The US Centers for Disease Control and Prevention (CDC) track cases of Lyme disease by using strict surveillance criteria (not designed for diagnosis of individual cases). The incidence has been increasing over time. This is not simply a result of increased recognition, since in states that perform active surveillance, true incidence and geographic range have increased. The likely causes of this increase are expansion of deer herds and the expanded range of the vector.

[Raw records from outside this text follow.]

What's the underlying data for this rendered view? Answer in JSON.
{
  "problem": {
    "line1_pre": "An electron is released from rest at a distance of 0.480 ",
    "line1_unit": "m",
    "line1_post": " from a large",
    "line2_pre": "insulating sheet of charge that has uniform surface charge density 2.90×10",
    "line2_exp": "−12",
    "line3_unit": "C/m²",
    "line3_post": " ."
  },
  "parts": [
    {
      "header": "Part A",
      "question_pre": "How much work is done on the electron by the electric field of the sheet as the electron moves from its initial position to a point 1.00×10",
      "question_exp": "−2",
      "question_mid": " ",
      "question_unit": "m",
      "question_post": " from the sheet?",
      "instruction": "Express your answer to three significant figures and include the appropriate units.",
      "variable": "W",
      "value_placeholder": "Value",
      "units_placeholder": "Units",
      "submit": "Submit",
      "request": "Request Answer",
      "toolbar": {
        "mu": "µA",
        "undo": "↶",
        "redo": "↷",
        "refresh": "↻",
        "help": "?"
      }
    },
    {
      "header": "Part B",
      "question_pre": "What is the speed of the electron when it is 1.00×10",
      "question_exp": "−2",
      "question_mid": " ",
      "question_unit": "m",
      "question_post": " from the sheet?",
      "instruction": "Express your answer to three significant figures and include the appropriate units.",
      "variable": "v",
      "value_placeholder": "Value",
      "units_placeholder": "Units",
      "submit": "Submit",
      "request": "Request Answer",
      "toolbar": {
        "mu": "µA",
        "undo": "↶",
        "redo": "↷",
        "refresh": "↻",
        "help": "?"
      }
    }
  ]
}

  • In 2001, the CDC reported 17,029 cases. In 2002, that number rose to 23,763 (40% increase). Year-to-year variation can be significant. More than 95% of cases come from 12 states (Connecticut, Delaware, Maine, Maryland, Massachusetts, Minnesota, New Hampshire, New Jersey, New York, Pennsylvania, Rhode Island and Wisconsin). Even within these states, incidence can be quite variable from county to county and even neighborhood to neighborhood.
  • Overall in the United States, the prevalence is 6.0-8.2 cases per 100,000 population (2001 and 2002 data). However, in Connecticut in 2001, the rate was nearly 134 cases per 100,000 population, and, on the island of Nantucket, Massachusetts, the rate exceeds 1000 cases per 100,000 population.
  • Epidemiologic data suggest that the actual incidence of Lyme disease could be as much as 10 times higher than the CDC data indicate. This probably is a result of a restrictive case definition from the CDC, inevitable misdiagnosis, and the fact that physicians tend to underreport reportable diseases of all kinds.
  • BL has not been described in North America. Only a handful of cases of ACA have been reported in North American patients.

International

Lyme disease exists throughout much of the world including Scandinavia, Central Europe, Southern Europe, and Western Europe, the former Soviet Union, Japan, and China. Occasionally, cases are reported in more tropical locales, and Lyme diseases may exist in Australia. The ecology of Lyme disease differs in various parts of the world. In addition, different strains of the organism exist in Europe that account for differences in clinical manifestations and have implications for diagnostic testing and vaccine strategies. Even in Europe, BL occurs only in approximately 1% patients with Lyme disease, and ACA occurs in 10%.

Mortality/Morbidity

  • Very rarely are fatalities reported associated with Lyme disease. Many of the fatalities have been in patients co-infected with other tick-borne pathogens such as Ehrlichia species and B microti, and in Europe, tick-borne encephalitis.
  • Morbidity usually is neurologic and rheumatic. Patients with neurologic disease who are not diagnosed and treated promptly can suffer from neurologic and cognitive dysfunction that can be difficult to treat. Some patients may have fixed neurologic deficits that are unresponsive to antibiotics. Patients with cardiac disease rarely exhibit chronic morbidity from their heart involvement.
  • Similarly, some genetically predisposed individuals with arthritis may have ongoing joint inflammation that is not responsive to further antibiotic therapy.

Race

Lyme disease occurs in individuals of all races; however, it is diagnosed much more frequently in whites. No genetic explanation is known for this, and likely, the frequency stems from social or environmental factors (ie, whites have a higher exposure rate to ticks than do other races) and possibly to the fact that EM is more difficult to diagnose in dark-skinned individuals.

Sex

No strong preponderance of Lyme disease is noted in either sex. Risk is a function of tick exposure rather than any intrinsic difference in susceptibility.

Age

  • Epidemiologically, a bimodal peak in incidence of Lyme disease is seen; 1 peak occurs in patients aged 5-14 years, and the other occurs in patients aged 30-49 years. Roughly 25% of cases occur in children younger than 14 years (see Media File 8).
  • The likelihood of contracting Lyme disease is related primarily to exposure to ticks, not to age, sex, or race. Therefore, the epidemiology is very important. Ascertaining where patients live, work, or vacation and what kind of activities they pursue in those locations is an important part of the history.
  • Age has some effect on the location of BL, since children tend to develop lesions on the ears, while adults develop lesions on the nipples. Acrodermatitis tends to occur more commonly in older patients.